Tactically Cautious On Global Equities

A December Fed rate hike, uncertainty regarding the U.S. presidential elections, weak earnings growth, diminished buyback activity and concerns about European banks pose near-term risks to global equities.  Comments in italics are mine.


The summer rally has left equity valuations looking stretched. The median U.S. stock now trades at a higher P/E ratio than even at the 2000 peak. The Shiller P/E ratio stands at 27, but would be 37 if profit margins over the preceding ten years had been what they were in the 1990s. The fact that interest rates are low gives stocks some support, but with the Fed likely to hike rates in December, that tailwind will begin to fade.

Lackluster earnings growth remains another concern. S&P 500 and economy-wide profit margins have rolled over. Granted, the collapse in profits in the energy sector has been the major culprit, and this headwind should wane if oil prices edge higher over the next 12 months, as we expect. Nevertheless, faster wage growth and a firm U.S. dollar will limit any recovery in margins. A Trump victory could also trigger a trade war, while a Clinton triumph could mean higher taxes and increased regulatory burdens.  Let's not forget further spotlight on biotech and drug prices. Both will be headwinds for the corporate sector.  Let us also not ignore the "hard Brexit" tensions and $DB worries across the pond as well as China slowdown in exports.  When will they ever hit bottom?  It all makes you want to be long USD and short the Euro, GBP and CNY.  Oh btw, if the USD continues to benefit, what will that do to the energy sector which has been so hot in 2016?  Can OPEC's talk of holding production hold true when so many producing countries are not OPEC members?  What weight will that place on SPX?

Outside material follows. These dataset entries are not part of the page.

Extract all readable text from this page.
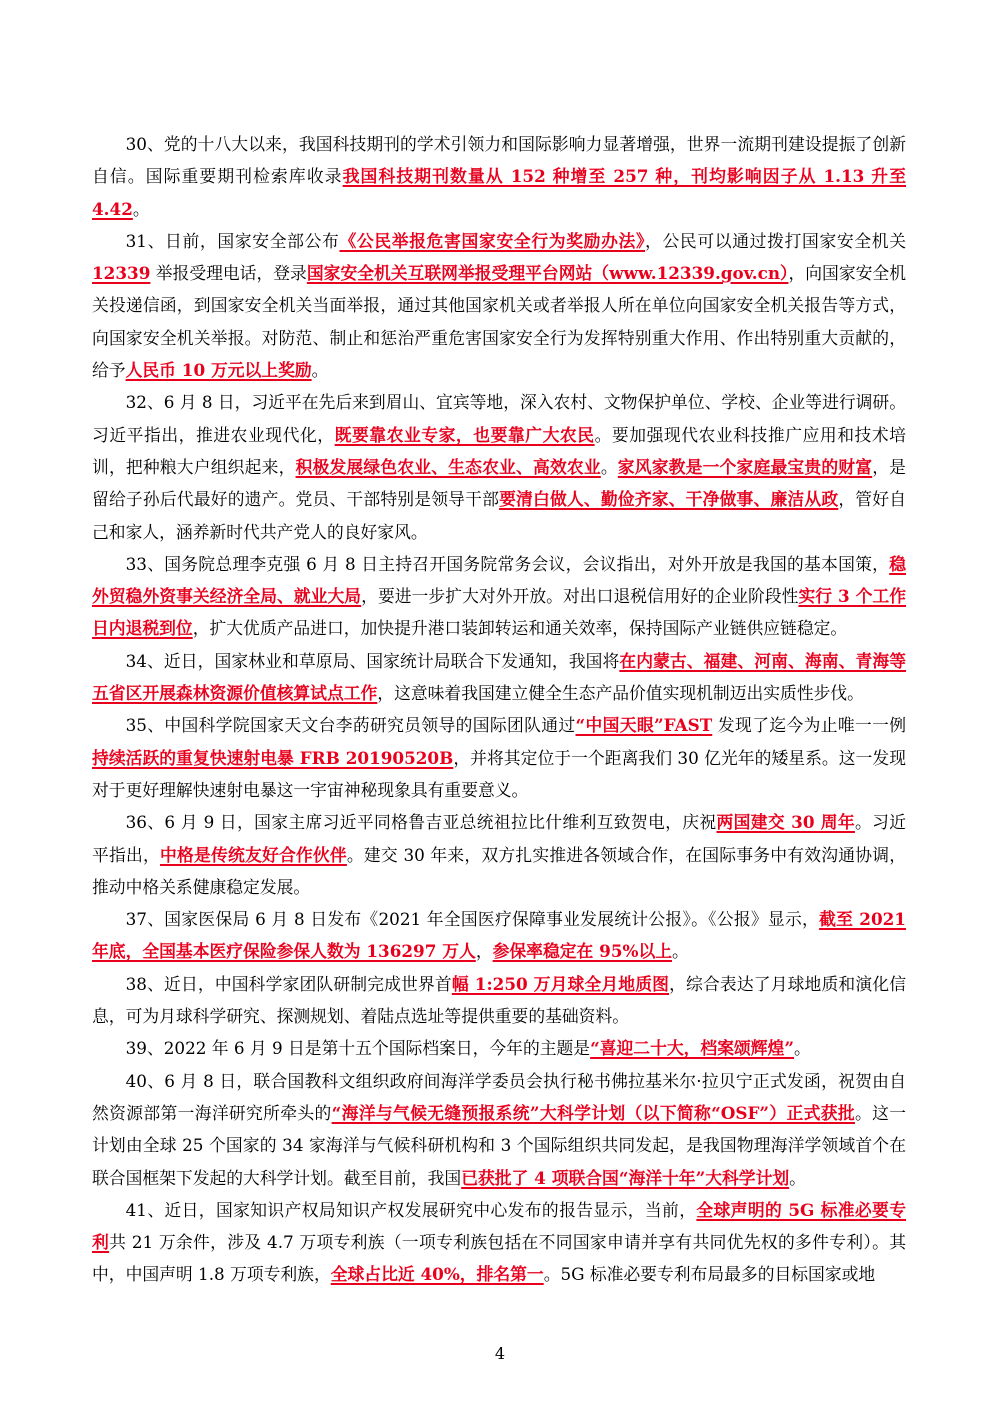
30、党的十八大以来，我国科技期刊的学术引领力和国际影响力显著增强，世界一流期刊建设提振了创新自信。国际重要期刊检索库收录我国科技期刊数量从 152 种增至 257 种，刊均影响因子从 1.13 升至 4.42。

31、日前，国家安全部公布《公民举报危害国家安全行为奖励办法》，公民可以通过拨打国家安全机关 12339 举报受理电话，登录国家安全机关互联网举报受理平台网站（www.12339.gov.cn），向国家安全机关投递信函，到国家安全机关当面举报，通过其他国家机关或者举报人所在单位向国家安全机关报告等方式，向国家安全机关举报。对防范、制止和惩治严重危害国家安全行为发挥特别重大作用、作出特别重大贡献的，给予人民币 10 万元以上奖励。

32、6 月 8 日，习近平在先后来到眉山、宜宾等地，深入农村、文物保护单位、学校、企业等进行调研。习近平指出，推进农业现代化，既要靠农业专家，也要靠广大农民。要加强现代农业科技推广应用和技术培训，把种粮大户组织起来，积极发展绿色农业、生态农业、高效农业。家风家教是一个家庭最宝贵的财富，是留给子孙后代最好的遗产。党员、干部特别是领导干部要清白做人、勤俭齐家、干净做事、廉洁从政，管好自己和家人，涵养新时代共产党人的良好家风。

33、国务院总理李克强 6 月 8 日主持召开国务院常务会议，会议指出，对外开放是我国的基本国策，稳外贸稳外资事关经济全局、就业大局，要进一步扩大对外开放。对出口退税信用好的企业阶段性实行 3 个工作日内退税到位，扩大优质产品进口，加快提升港口装卸转运和通关效率，保持国际产业链供应链稳定。

34、近日，国家林业和草原局、国家统计局联合下发通知，我国将在内蒙古、福建、河南、海南、青海等五省区开展森林资源价值核算试点工作，这意味着我国建立健全生态产品价值实现机制迈出实质性步伐。

35、中国科学院国家天文台李菂研究员领导的国际团队通过“中国天眼”FAST 发现了迄今为止唯一一例持续活跃的重复快速射电暴 FRB 20190520B，并将其定位于一个距离我们 30 亿光年的矮星系。这一发现对于更好理解快速射电暴这一宇宙神秘现象具有重要意义。

36、6 月 9 日，国家主席习近平同格鲁吉亚总统祖拉比什维利互致贺电，庆祝两国建交 30 周年。习近平指出，中格是传统友好合作伙伴。建交 30 年来，双方扎实推进各领域合作，在国际事务中有效沟通协调，推动中格关系健康稳定发展。

37、国家医保局 6 月 8 日发布《2021 年全国医疗保障事业发展统计公报》。《公报》显示，截至 2021 年底，全国基本医疗保险参保人数为 136297 万人，参保率稳定在 95%以上。

38、近日，中国科学家团队研制完成世界首幅 1:250 万月球全月地质图，综合表达了月球地质和演化信息，可为月球科学研究、探测规划、着陆点选址等提供重要的基础资料。

39、2022 年 6 月 9 日是第十五个国际档案日，今年的主题是“喜迎二十大，档案颂辉煌”。

40、6 月 8 日，联合国教科文组织政府间海洋学委员会执行秘书佛拉基米尔·拉贝宁正式发函，祝贺由自然资源部第一海洋研究所牵头的“海洋与气候无缝预报系统”大科学计划（以下简称“OSF”）正式获批。这一计划由全球 25 个国家的 34 家海洋与气候科研机构和 3 个国际组织共同发起，是我国物理海洋学领域首个在联合国框架下发起的大科学计划。截至目前，我国已获批了 4 项联合国“海洋十年”大科学计划。

41、近日，国家知识产权局知识产权发展研究中心发布的报告显示，当前，全球声明的 5G 标准必要专利共 21 万余件，涉及 4.7 万项专利族（一项专利族包括在不同国家申请并享有共同优先权的多件专利）。其中，中国声明 1.8 万项专利族，全球占比近 40%，排名第一。5G 标准必要专利布局最多的目标国家或地

4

Bottom Line: Our Global Investment Strategy service believes global equities are vulnerable to a near-term correction.

This does not mean we can't see individual stocks climb higher on news or their potential implied price targets however "bears" tend to choose their entry levels as I have.  Last Summers "breakout' in SPX did not exceed 4% of the prior level and is therefore suspect in my book.  I am short in certain names (LULU, BIDU, TSLA to name a few) and will establish more as needed.  I am still long some equity names at the same time; mostly anticipating higher rates.